Jett never appealed the 2004 SEC decision, even though he had the right to do so. In 2006, when the SEC was seeking an enforcement action against Jett in the United States District Court for the 2004 decision, Jett sent a memorandum to the court saying that he had never received notice from the SEC as to their 2004 decision since the order had been sent to his old address. He sent another filing saying he was unaware of the 2004 decision being made and therefore had no chance to appeal. The District Court rejected this when they found that Jett had been quoted in a New York Times article shortly after the 2004 decision was announced, saying that he was unconcerned with the SEC action since he was still legal to trade securities offshore.

The SEC released an enforcement action against Jett in 2007, ordering him to pay the fines due.

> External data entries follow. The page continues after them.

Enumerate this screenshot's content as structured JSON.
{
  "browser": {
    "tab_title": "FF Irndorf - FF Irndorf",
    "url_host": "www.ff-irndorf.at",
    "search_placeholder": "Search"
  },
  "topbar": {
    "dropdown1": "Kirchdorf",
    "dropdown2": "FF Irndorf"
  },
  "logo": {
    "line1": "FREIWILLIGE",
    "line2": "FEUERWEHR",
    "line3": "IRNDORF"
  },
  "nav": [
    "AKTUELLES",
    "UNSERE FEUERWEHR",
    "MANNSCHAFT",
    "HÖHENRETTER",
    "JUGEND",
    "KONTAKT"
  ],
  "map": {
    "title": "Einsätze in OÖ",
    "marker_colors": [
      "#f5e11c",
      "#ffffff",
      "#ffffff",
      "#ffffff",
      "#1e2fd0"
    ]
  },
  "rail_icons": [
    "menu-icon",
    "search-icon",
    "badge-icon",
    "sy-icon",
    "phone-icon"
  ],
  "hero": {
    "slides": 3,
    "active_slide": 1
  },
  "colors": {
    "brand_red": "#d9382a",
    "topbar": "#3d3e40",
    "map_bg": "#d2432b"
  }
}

The US Attorney's office investigated Jett, but no criminal charges were ever filed.

==Jett's post-Kidder career==
Jett has written two books about his life and experience at Kidder Peabody.

Jett has claimed to operate a hedge fund called Cambridge Matrix Funds, domiciled in the British Virgin Islands. However, the BVI Financial Services Commission, the regulator of such funds, has no listing for Cambridge Matrix in its comprehensive list of funds domiciled in the BVI.

Jett told The New York Times in 2004 that he gets between $4,000 and $8,000 per appearance on the lecture circuit.

He currently operates a firm called Jett Capital Management LLC. According to its website, the firm offers asset management, advisory, and private equity services, though it is unclear how Jett is able to perform these functions while being permanently barred from the securities industry.

In July 2008, the French news channel France 24 televised a feature following the Jérôme Kerviel trading losses, which featured an extensive interview with Jett. In it, Jett said that because of legal costs he has no money left to pay the SEC fines, and that he was living in the basement of an ex-girlfriend's house in Princeton, New Jersey. The France24 reporter said that Jett is running a financial consultancy domiciled offshore, which conducts its business from hired conference suites in New Jersey. The show televised Jett meeting with a client who was trying to raise $9 million for a business venture. At the conclusion of the report, the commentator said she believed that Jett was trying to use the France 24 program to show the SEC that he has no money to pay the fines due.